Ma tornando alla Serie A, oggi “esiste una penombra di campionati al di fuori dell’élite che richiedono giocatori di punta e possono permettersi di pagarli, offrendo al contempo un ambiente in cui il calcio è di livello ragionevole ma meno impegnativo rispetto, ad esempio, alla Premier League. Lionel Messi e Cristiano Ronaldo beneficiano degli stipendi e della visibilità di Stati Uniti e Arabia Saudita, mentre la Major League Soccer e la Saudi Pro League beneficiano della loro celebrità”.
La Serie A “è chiaramente molto lontana dai suoi anni d’oro degli anni ’80 e ’90. È una competizione piena di stelle, ma si tratta di stelle che hanno ormai superato di qualche anno il loro apice. Non c’è niente di male in questo, o almeno non dovrebbe esserci. Con la crescente stratificazione economica del calcio, ogni campionato ha dovuto trovare la sua nicchia”.
“La Svezia è diventata celebre per la sua “autenticità”, con una vivace cultura ultra e un’atmosfera retrò. La Germania è la patria di giovani allenatori grintosi con iPad e nuovi modelli di pressing. La Spagna ha il Clásico e la Francia il PSG. L’Italia deve affrontare la realtà di non essere più egemone. Non ci sono club italiani tra i primi 10 più ricchi. Sebbene Juventus e Inter abbiano perso due finali di Champions League da allora, nessuna squadra di Serie A l’ha vinta da quest’ultima nel 2010″.
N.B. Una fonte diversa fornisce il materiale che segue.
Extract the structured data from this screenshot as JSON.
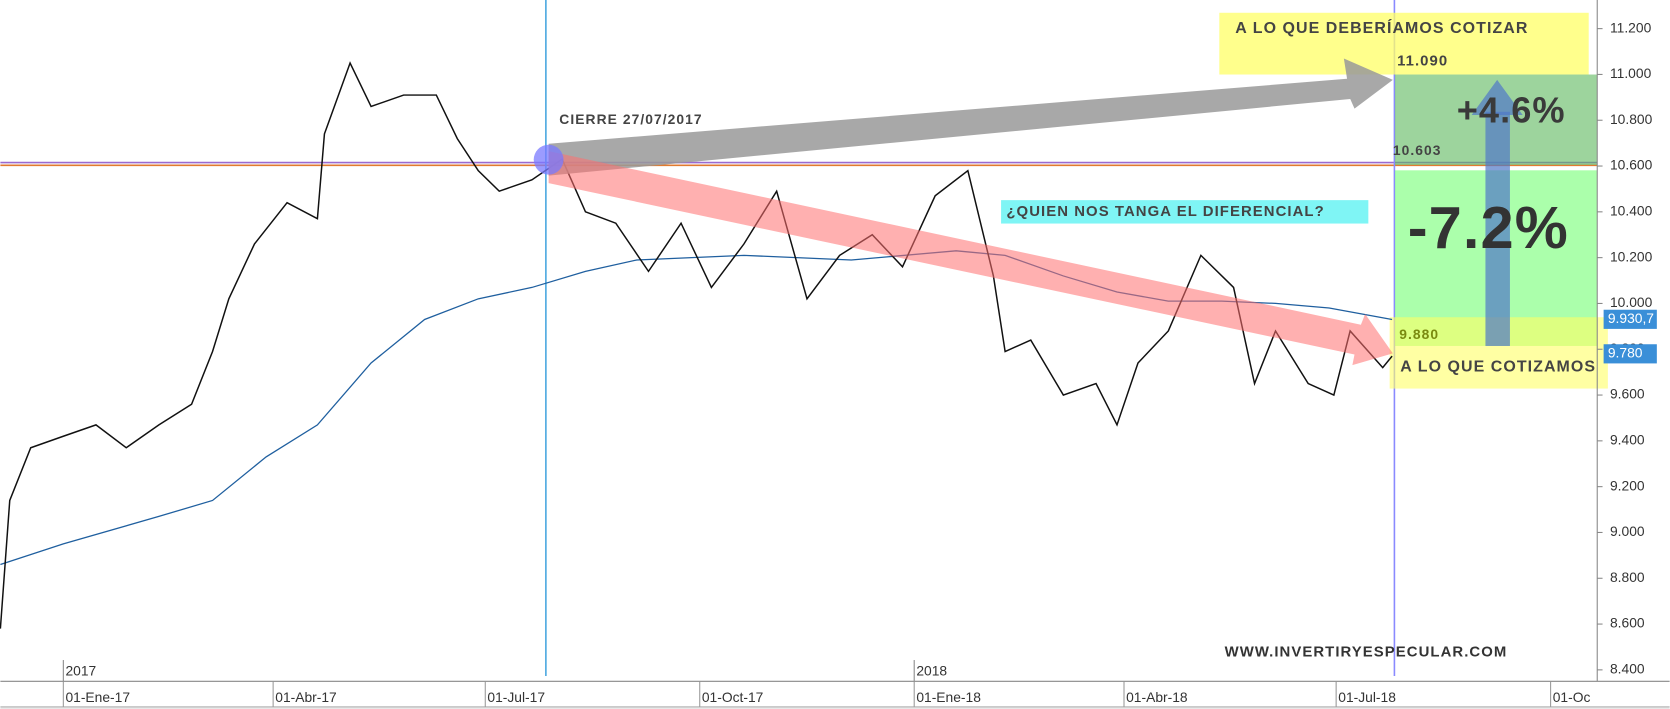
{
  "chart_data": {
    "type": "line",
    "x": [
      "2016-12-05",
      "2016-12-09",
      "2016-12-18",
      "2017-01-01",
      "2017-01-15",
      "2017-01-28",
      "2017-02-11",
      "2017-02-25",
      "2017-03-06",
      "2017-03-13",
      "2017-03-24",
      "2017-04-07",
      "2017-04-20",
      "2017-04-23",
      "2017-05-04",
      "2017-05-13",
      "2017-05-27",
      "2017-06-10",
      "2017-06-19",
      "2017-06-28",
      "2017-07-07",
      "2017-07-21",
      "2017-08-03",
      "2017-08-13",
      "2017-08-26",
      "2017-09-09",
      "2017-09-23",
      "2017-10-06",
      "2017-10-20",
      "2017-11-03",
      "2017-11-16",
      "2017-11-30",
      "2017-12-14",
      "2017-12-27",
      "2018-01-10",
      "2018-01-24",
      "2018-02-04",
      "2018-02-09",
      "2018-02-20",
      "2018-03-06",
      "2018-03-20",
      "2018-03-29",
      "2018-04-07",
      "2018-04-20",
      "2018-05-04",
      "2018-05-18",
      "2018-05-27",
      "2018-06-05",
      "2018-06-19",
      "2018-06-30",
      "2018-07-07",
      "2018-07-21",
      "2018-07-25"
    ],
    "series": [
      {
        "color": "#111111",
        "values": [
          8580,
          9140,
          9370,
          9420,
          9470,
          9370,
          9470,
          9560,
          9790,
          10020,
          10260,
          10440,
          10370,
          10740,
          11050,
          10860,
          10910,
          10910,
          10720,
          10580,
          10490,
          10540,
          10630,
          10400,
          10350,
          10140,
          10350,
          10070,
          10260,
          10490,
          10020,
          10210,
          10300,
          10160,
          10470,
          10580,
          10120,
          9790,
          9840,
          9600,
          9650,
          9470,
          9740,
          9880,
          10210,
          10070,
          9650,
          9880,
          9650,
          9600,
          9880,
          9720,
          9770
        ]
      }
    ],
    "moving_average": {
      "color": "#1f5f9f",
      "x": [
        "2016-12-05",
        "2017-01-01",
        "2017-02-11",
        "2017-03-06",
        "2017-03-29",
        "2017-04-20",
        "2017-05-13",
        "2017-06-05",
        "2017-06-28",
        "2017-07-21",
        "2017-08-13",
        "2017-09-04",
        "2017-10-20",
        "2017-12-05",
        "2018-01-19",
        "2018-02-09",
        "2018-03-06",
        "2018-03-29",
        "2018-04-20",
        "2018-05-13",
        "2018-06-05",
        "2018-06-28",
        "2018-07-25"
      ],
      "values": [
        8860,
        8950,
        9070,
        9140,
        9330,
        9470,
        9740,
        9930,
        10020,
        10070,
        10140,
        10190,
        10210,
        10190,
        10230,
        10210,
        10120,
        10050,
        10010,
        10010,
        10000,
        9980,
        9930
      ]
    },
    "xlim": [
      "2016-12-05",
      "2018-10-21"
    ],
    "xticks": [
      {
        "value": "2017-01-01",
        "label": "01-Ene-17"
      },
      {
        "value": "2017-04-01",
        "label": "01-Abr-17"
      },
      {
        "value": "2017-07-01",
        "label": "01-Jul-17"
      },
      {
        "value": "2017-10-01",
        "label": "01-Oct-17"
      },
      {
        "value": "2018-01-01",
        "label": "01-Ene-18"
      },
      {
        "value": "2018-04-01",
        "label": "01-Abr-18"
      },
      {
        "value": "2018-07-01",
        "label": "01-Jul-18"
      },
      {
        "value": "2018-10-01",
        "label": "01-Oc"
      }
    ],
    "year_ticks": [
      {
        "value": "2017-01-01",
        "label": "2017"
      },
      {
        "value": "2018-01-01",
        "label": "2018"
      }
    ],
    "ylim": [
      8350,
      11325
    ],
    "yticks": [
      {
        "value": 8400,
        "label": "8.400"
      },
      {
        "value": 8600,
        "label": "8.600"
      },
      {
        "value": 8800,
        "label": "8.800"
      },
      {
        "value": 9000,
        "label": "9.000"
      },
      {
        "value": 9200,
        "label": "9.200"
      },
      {
        "value": 9400,
        "label": "9.400"
      },
      {
        "value": 9600,
        "label": "9.600"
      },
      {
        "value": 9800,
        "label": "9.800"
      },
      {
        "value": 10000,
        "label": "10.000"
      },
      {
        "value": 10200,
        "label": "10.200"
      },
      {
        "value": 10400,
        "label": "10.400"
      },
      {
        "value": 10600,
        "label": "10.600"
      },
      {
        "value": 10800,
        "label": "10.800"
      },
      {
        "value": 11000,
        "label": "11.000"
      },
      {
        "value": 11200,
        "label": "11.200"
      }
    ],
    "price_tags": [
      {
        "value": 9930.7,
        "label": "9.930,7",
        "color": "#3a8fd8"
      },
      {
        "value": 9780,
        "label": "9.780",
        "color": "#3a8fd8"
      }
    ],
    "hlines": [
      {
        "value": 10603,
        "color": "#e07a30"
      },
      {
        "value": 10615,
        "color": "#9a6ad0"
      }
    ],
    "vlines": [
      {
        "value": "2017-07-27",
        "color": "#4aa8e0"
      },
      {
        "value": "2018-07-26",
        "color": "#8a8aff"
      }
    ],
    "grid": true,
    "annotations": [
      "A LO QUE DEBERÍAMOS COTIZAR",
      "11.090",
      "CIERRE 27/07/2017",
      "10.603",
      "¿QUIEN NOS TANGA EL DIFERENCIAL?",
      "+4.6%",
      "-7.2%",
      "9.880",
      "A LO QUE COTIZAMOS",
      "WWW.INVERTIRYESPECULAR.COM"
    ]
  }
}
E allora “la Serie A è diventata un campionato in cui il ritmo è un po’ più lento, dove i veterani possono essere efficaci”. “Inter, Milan , Juve e Napoli hanno ancora un certo prestigio. È facile capire perché De Bruyne, una volta che il Manchester City ha deciso di non offrirgli un nuovo contratto, abbia preferito andare al Napoli piuttosto che lottare nel caos della Premier League per una squadra che aspira a metà classifica. O perché Modric sia andato lì piuttosto che sfogarsi negli Stati Uniti. Non tutto deve essere fatto a un ritmo feroce. Non tutto deve essere il migliore”.
La Serie A oggi offre “un sano livello di competizione e un piacevole mix di grandi nomi e squadre valorizzate da investimenti sensati e/o da una gestione ispiratrice. In un mondo non ossessionato dalla crescita, l’intrigo settimanale sarebbe più che sufficiente”.
Poi è chiaro che ci sono forze contrapposte, per le quali alla riconcorsa di non si sa cosa possa magai succedere che Milan-Como si possa giocare a Perth, in Australia, continua il Guardian. “Forse è la spinta costante verso qualcosa di più di un progresso ispirato, ma spesso si ha la sensazione che la bellezza di ciò che già esiste venga persa”.